The study indicates that the pandemic “has created a favourable context for cybersecurity incidents”. It has served as a catalyst for the digital transformation, good examples of which are the increase in e-commerce and telework, but unfortunately this has, in turn, led to “an increase in the area of cyberattacks”, explains the study. And it adds: “Cybercriminals have focused on cashing in on fear and confusion with mass fraud campaigns, phishing and attacks on the new IT infrastructures of telework”.
According to the study, the increase in cyberattacks in 2020 was exponential and half were due to the increase in telework following the pandemic: “Over half the organisations were not prepared for the digitisation involved in implementing telework”.
The attacks to have risen most were those involving malware (around 30,000%) and the most frequent threats as well as malware are fraud, social engineering and data theft. In August 2020 in Spain, the railway company Administrador de Infraestructuras Ferroviarias (ADIF) suffered a ransomware attack in which 800 GB of confidential data was stolen. In October, Endesa also suffered a ransomware attack.
Ransomware is currently the malware that company are most afraid of. It is a virus that encrypts the entire contents of a computer and demands a ransom to decrypt it. It has catastrophic results if it enters a company and encrypts all the computers. Phishing, which has been previously discussed, is also a classic suffered by companies and individuals alike: a message that tricks the recipient into giving away their passwords or downloading a virus.
“Over half the organisations were not prepared for the digitisation involved in implementing telework”
The study focuses particularly on the cybersecurity capacities of Catalonia, which is in a good position, despite not being the world hub of cybersecurity like the United States, the United Kingdom, Canada or Israel: it has 361 companied that deal in cybersecurity, 83% of which are SMEs, and almost 7,000 employees: “The demand for cybersecurity professionals in Catalonia has almost doubled. According to Experis IT, Barcelona is where talent is most greatly rewarded, with average salaries reaching 47,000 euros”, says the study.

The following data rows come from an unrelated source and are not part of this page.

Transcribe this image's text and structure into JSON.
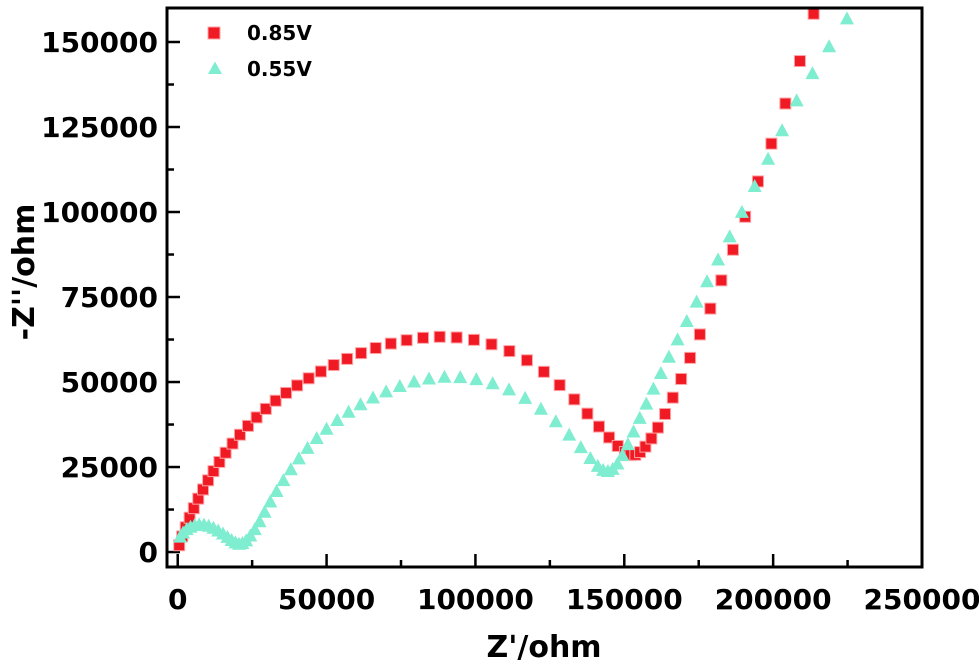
{
  "figure": {
    "background_color": "#ffffff",
    "frame_color": "#000000"
  },
  "chart_data": {
    "type": "scatter",
    "title": "",
    "xlabel": "Z'/ohm",
    "ylabel": "-Z''/ohm",
    "xlim": [
      -3600,
      250000
    ],
    "ylim": [
      -4400,
      160000
    ],
    "x_ticks": [
      0,
      50000,
      100000,
      150000,
      200000,
      250000
    ],
    "x_minor_ticks": [
      25000,
      75000,
      125000,
      175000,
      225000
    ],
    "y_ticks": [
      0,
      25000,
      50000,
      75000,
      100000,
      125000,
      150000
    ],
    "y_minor_ticks": [
      12500,
      37500,
      62500,
      87500,
      112500,
      137500
    ],
    "grid": false,
    "legend_position": "top-left-inside",
    "series": [
      {
        "name": "0.85V",
        "marker": "square",
        "color": "#EF1A23",
        "edge_color": "#FFA3A6",
        "points": [
          [
            500,
            2000
          ],
          [
            1500,
            4600
          ],
          [
            2700,
            7300
          ],
          [
            4000,
            10100
          ],
          [
            5400,
            12900
          ],
          [
            6900,
            15700
          ],
          [
            8500,
            18400
          ],
          [
            10200,
            21100
          ],
          [
            12000,
            23800
          ],
          [
            14000,
            26500
          ],
          [
            16100,
            29200
          ],
          [
            18400,
            31900
          ],
          [
            20900,
            34500
          ],
          [
            23600,
            37100
          ],
          [
            26500,
            39600
          ],
          [
            29600,
            42100
          ],
          [
            32900,
            44500
          ],
          [
            36400,
            46800
          ],
          [
            40100,
            49000
          ],
          [
            44000,
            51100
          ],
          [
            48100,
            53100
          ],
          [
            52400,
            55000
          ],
          [
            56900,
            56800
          ],
          [
            61600,
            58500
          ],
          [
            66500,
            60000
          ],
          [
            71600,
            61300
          ],
          [
            76900,
            62300
          ],
          [
            82400,
            63000
          ],
          [
            88000,
            63300
          ],
          [
            93700,
            63100
          ],
          [
            99500,
            62400
          ],
          [
            105400,
            61100
          ],
          [
            111400,
            59100
          ],
          [
            117300,
            56400
          ],
          [
            123000,
            53000
          ],
          [
            128300,
            49100
          ],
          [
            133200,
            44900
          ],
          [
            137600,
            40700
          ],
          [
            141500,
            36900
          ],
          [
            144900,
            33700
          ],
          [
            147800,
            31200
          ],
          [
            150200,
            29400
          ],
          [
            152100,
            28500
          ],
          [
            153700,
            28600
          ],
          [
            155300,
            29400
          ],
          [
            157100,
            31000
          ],
          [
            159100,
            33400
          ],
          [
            161300,
            36600
          ],
          [
            163700,
            40600
          ],
          [
            166300,
            45400
          ],
          [
            169100,
            50900
          ],
          [
            172100,
            57100
          ],
          [
            175400,
            64000
          ],
          [
            178900,
            71600
          ],
          [
            182600,
            79900
          ],
          [
            186500,
            88900
          ],
          [
            190600,
            98600
          ],
          [
            194900,
            109000
          ],
          [
            199400,
            120100
          ],
          [
            204100,
            131900
          ],
          [
            209000,
            144400
          ],
          [
            213600,
            158300
          ]
        ]
      },
      {
        "name": "0.55V",
        "marker": "triangle",
        "color": "#7EEDD0",
        "edge_color": "#7EEDD0",
        "points": [
          [
            800,
            4400
          ],
          [
            1800,
            5600
          ],
          [
            3000,
            6600
          ],
          [
            4300,
            7300
          ],
          [
            5700,
            7800
          ],
          [
            7200,
            8000
          ],
          [
            8800,
            7900
          ],
          [
            10400,
            7600
          ],
          [
            12000,
            7000
          ],
          [
            13600,
            6200
          ],
          [
            15200,
            5300
          ],
          [
            16700,
            4300
          ],
          [
            18100,
            3400
          ],
          [
            19400,
            2700
          ],
          [
            20600,
            2300
          ],
          [
            21700,
            2500
          ],
          [
            23000,
            3300
          ],
          [
            24400,
            4700
          ],
          [
            25900,
            6600
          ],
          [
            27500,
            8900
          ],
          [
            29200,
            11700
          ],
          [
            31100,
            14700
          ],
          [
            33200,
            17800
          ],
          [
            35500,
            21000
          ],
          [
            38000,
            24200
          ],
          [
            40700,
            27400
          ],
          [
            43600,
            30500
          ],
          [
            46700,
            33400
          ],
          [
            50000,
            36100
          ],
          [
            53600,
            38700
          ],
          [
            57400,
            41100
          ],
          [
            61400,
            43300
          ],
          [
            65600,
            45300
          ],
          [
            70000,
            47100
          ],
          [
            74600,
            48700
          ],
          [
            79400,
            50000
          ],
          [
            84400,
            50900
          ],
          [
            89600,
            51400
          ],
          [
            94900,
            51300
          ],
          [
            100300,
            50700
          ],
          [
            105800,
            49500
          ],
          [
            111300,
            47700
          ],
          [
            116700,
            45200
          ],
          [
            122000,
            42000
          ],
          [
            127000,
            38300
          ],
          [
            131500,
            34400
          ],
          [
            135400,
            30700
          ],
          [
            138600,
            27500
          ],
          [
            141100,
            25200
          ],
          [
            142900,
            24000
          ],
          [
            144500,
            23700
          ],
          [
            146100,
            24300
          ],
          [
            147700,
            25900
          ],
          [
            149400,
            28400
          ],
          [
            151200,
            31600
          ],
          [
            153100,
            35300
          ],
          [
            155200,
            39300
          ],
          [
            157400,
            43500
          ],
          [
            159800,
            47900
          ],
          [
            162300,
            52500
          ],
          [
            165000,
            57300
          ],
          [
            167900,
            62400
          ],
          [
            171000,
            67800
          ],
          [
            174300,
            73500
          ],
          [
            177800,
            79500
          ],
          [
            181500,
            85900
          ],
          [
            185400,
            92700
          ],
          [
            189500,
            99900
          ],
          [
            193800,
            107500
          ],
          [
            198300,
            115500
          ],
          [
            203000,
            123900
          ],
          [
            207900,
            132700
          ],
          [
            213200,
            140700
          ],
          [
            218800,
            148600
          ],
          [
            224800,
            156800
          ]
        ]
      }
    ]
  }
}
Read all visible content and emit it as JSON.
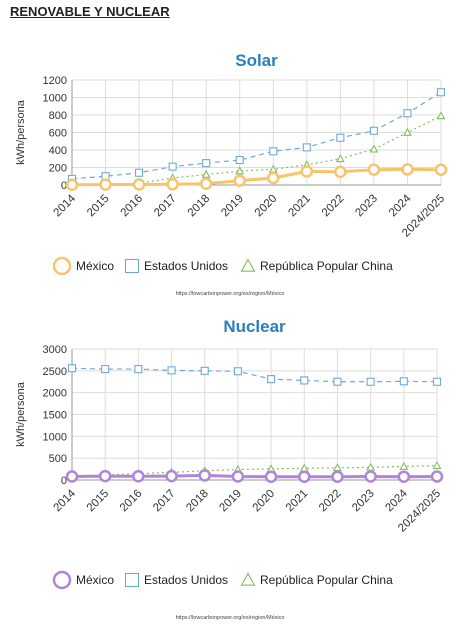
{
  "page_title": "RENOVABLE Y NUCLEAR",
  "chart_data": [
    {
      "type": "line",
      "title": "Solar",
      "xlabel": "",
      "ylabel": "kWh/persona",
      "categories": [
        "2014",
        "2015",
        "2016",
        "2017",
        "2018",
        "2019",
        "2020",
        "2021",
        "2022",
        "2023",
        "2024",
        "2024/2025"
      ],
      "ylim": [
        0,
        1200
      ],
      "yticks": [
        0,
        200,
        400,
        600,
        800,
        1000,
        1200
      ],
      "grid": true,
      "legend_position": "bottom",
      "series": [
        {
          "name": "México",
          "color": "#f7c46c",
          "marker": "circle",
          "style": "solid",
          "values": [
            3,
            5,
            6,
            8,
            15,
            50,
            80,
            155,
            150,
            175,
            178,
            175
          ]
        },
        {
          "name": "Estados Unidos",
          "color": "#6fa8dc",
          "marker": "square",
          "style": "dashed",
          "values": [
            70,
            100,
            140,
            210,
            250,
            285,
            385,
            430,
            540,
            620,
            820,
            1060
          ]
        },
        {
          "name": "República Popular China",
          "color": "#7fbf5f",
          "marker": "triangle",
          "style": "dotted",
          "values": [
            2,
            5,
            20,
            80,
            120,
            160,
            180,
            230,
            300,
            410,
            600,
            790
          ]
        }
      ],
      "source": "https://lowcarbonpower.org/es/region/México"
    },
    {
      "type": "line",
      "title": "Nuclear",
      "xlabel": "",
      "ylabel": "kWh/persona",
      "categories": [
        "2014",
        "2015",
        "2016",
        "2017",
        "2018",
        "2019",
        "2020",
        "2021",
        "2022",
        "2023",
        "2024",
        "2024/2025"
      ],
      "ylim": [
        0,
        3000
      ],
      "yticks": [
        0,
        500,
        1000,
        1500,
        2000,
        2500,
        3000
      ],
      "grid": true,
      "legend_position": "bottom",
      "series": [
        {
          "name": "México",
          "color": "#b084d8",
          "marker": "circle",
          "style": "solid",
          "values": [
            80,
            90,
            85,
            90,
            105,
            80,
            75,
            75,
            75,
            80,
            75,
            80
          ]
        },
        {
          "name": "Estados Unidos",
          "color": "#6fa8dc",
          "marker": "square",
          "style": "dashed",
          "values": [
            2560,
            2540,
            2540,
            2510,
            2500,
            2490,
            2310,
            2280,
            2250,
            2250,
            2260,
            2250
          ]
        },
        {
          "name": "República Popular China",
          "color": "#7fbf5f",
          "marker": "triangle",
          "style": "dotted",
          "values": [
            95,
            115,
            145,
            175,
            210,
            240,
            255,
            270,
            280,
            290,
            310,
            330
          ]
        }
      ],
      "source": "https://lowcarbonpower.org/es/region/México"
    }
  ]
}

The sector’s turnover in Catalonia stands at around 820 million euros. Half the companies have a turnover of over one million, which rises to 10 million for 23%. These companies basically deal in protecting other companies: they manage their backup copies, securely store their data, and ensure the security of their computers and mobile phones.
Given this panorama, it is hardly surprising that there is increasing demand for cybersecurity services in Catalonia, as can be seen by the rising figures of the sector’s companies, which have risen by 2.5% in comparison with 2019, while their employees have increased by 16.9%.
The study also identifies the main cybersecurity bodies in Catalonia: Cybercat, the cybersecurity research centre in Catalonia, which combines six of Catalonia’s public universities, and the Catalan Cybersecurity Agency, which is a public cybersecurity service that was just created in 2020.